In this case there’s is a long history of scientists claiming to be able to divine personal attributes (most often “criminality”) from the structure of a subject’s face. This is called physiogmony and almost any claim made has been conclusively disproven, and based on poor scientific practice and spurious correlations.
That doesn’t mean, of course, that the entire idea of physiognomy is conclusively disproven. Just because people got it wrong in the past doesn’t mean there couldn’t still be a link. But it does mean that when we are stumbling into the same area with new tools, we should be aware of the mistakes made in the past, so that we can be careful not to repeat them.
The next thing to be aware of is what you’re looking at. This is especially important with modern systems that can look at raw image data without extracting specific, interpretable features.
Here a visualization of a classifier looking at a chest x-ray and making a prediction of whether the patient has Cardiomegaly (an enlarged heart). The positive values in the heat map indicate that those regions are important for the current classification. The largest values are near the heart, which is what we expect.

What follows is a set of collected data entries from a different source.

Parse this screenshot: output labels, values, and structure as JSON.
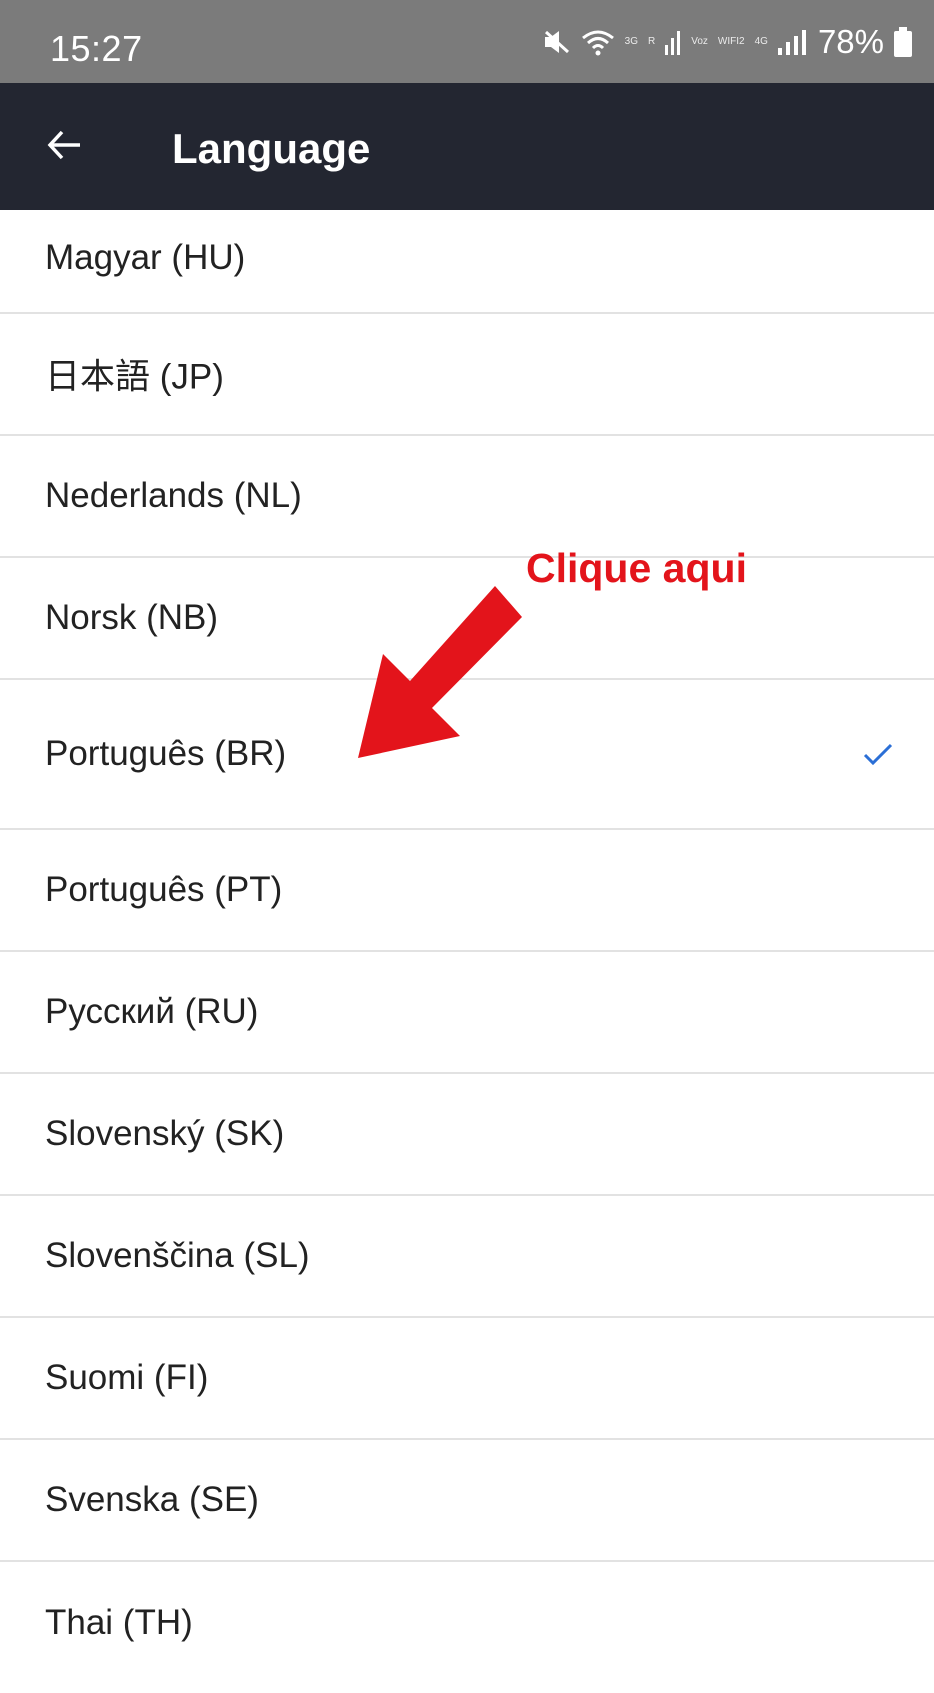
{
  "status_bar": {
    "time": "15:27",
    "network_3g": "3G",
    "roaming": "R",
    "voz": "Voz",
    "wifi2": "WIFI2",
    "network_4g": "4G",
    "battery": "78%",
    "icons": [
      "mute-icon",
      "wifi-icon",
      "signal-icon",
      "battery-icon"
    ]
  },
  "app_bar": {
    "title": "Language",
    "back_icon": "arrow-left-icon",
    "background": "#232631"
  },
  "languages": [
    {
      "label": "Magyar (HU)"
    },
    {
      "label": "日本語 (JP)"
    },
    {
      "label": "Nederlands (NL)"
    },
    {
      "label": "Norsk (NB)"
    },
    {
      "label": "Português (BR)",
      "selected": true
    },
    {
      "label": "Português (PT)"
    },
    {
      "label": "Русский (RU)"
    },
    {
      "label": "Slovenský (SK)"
    },
    {
      "label": "Slovenščina (SL)"
    },
    {
      "label": "Suomi (FI)"
    },
    {
      "label": "Svenska (SE)"
    },
    {
      "label": "Thai (TH)"
    }
  ],
  "selected_check_color": "#2b6fd6",
  "annotation": {
    "text": "Clique aqui",
    "color": "#e3141b"
  }
}
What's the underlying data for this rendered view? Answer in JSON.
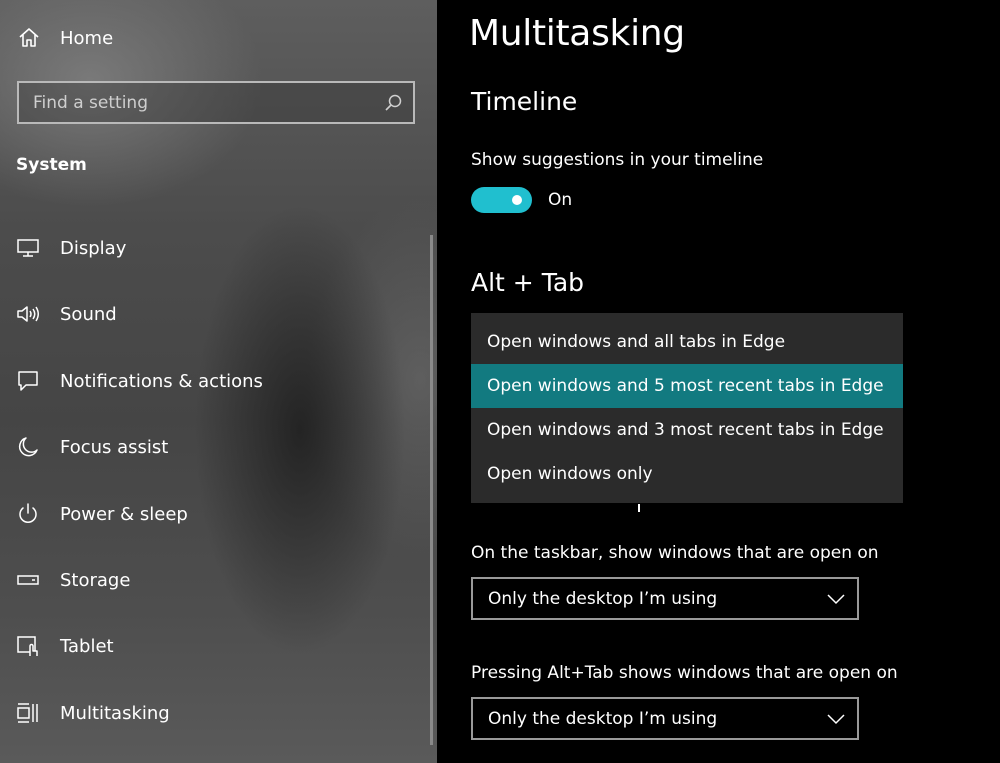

However, the classifier is also getting a positive contribution from the “PORTABLE” label in the top right corner and the marker on the right. These indicate that the x-ray was taken with a portable scanner. Such scanners are only used when a patient’s condition has progressed so far that they can’t leave their house. In such cases it’s a safe bet that they have Cardiomegaly.
These problems are often called “Clever Hans” effects. Clever Hans, or der Kluge Hans, was an early-20th century German horse, who appeared to be able to do arithmetic.
As it turned out, Hans was not doing arithmetic, but just reading the body language of its handler, to see whether it was moving towards the right answer. This is impressive in itself, of course, but it does mean that Hans didn’t show the kind of intelligence that was being attributed to him.
For us, Hans serves as a powerful reminder that just because we’re seeing the performance we were hoping for, doesn’t mean we’re seeing it for the reasons we were hoping for.
A related question you should ask when you find that you can successfully predict X from Y is which causes which?
The image on the left, from [1], shows a feature that researchers found when attempting to predict criminality based on a dataset of faces of criminals and non-criminals. One of their findings is that the angle made by the corners of the mouth and the tip of the nose is a highly predictive feature. The authors suggest that such facial features are indicative of criminality
However, when we look at the dataset we see that it’s not the features of the face, so much as the expression that differs. In the “non-criminal” photographs, the subjects hold a light smile, as is common, whereas in the criminal set the expressions have a more explicitly relaxed jaw. What we’re seeing here are not facial features, so much as facial expressions.
This is important, because it changes the interpretation of the results completely. The physiognomical interpretation is that there is a biological mechanism that causes both criminality and a particular wideness of the mouth, and that this is determined at birth. The alternative explanation is that when people with a criminal background have their photographs taken, they are more likely to prefer a menacing expression than the average person is.
Further discussion: https://www.callingbullshit.org/case_studies/case_study_criminal_machine_learning.html
[1] Wu, X., & Zhang, X. (2016). Automated inference on criminality using face images. arXiv preprint arXiv:1611.04135, 4038-4052.
Let’s go back to the sexuality classifier. What might a Clever Hans effect look like here? In the most extreme case, you might expect a classifier just to look at the background of the image. The authors were more careful here than you might expect:
The background of the image was blurred and the the facial features (eyes, nose, mouth) were detected and aligned.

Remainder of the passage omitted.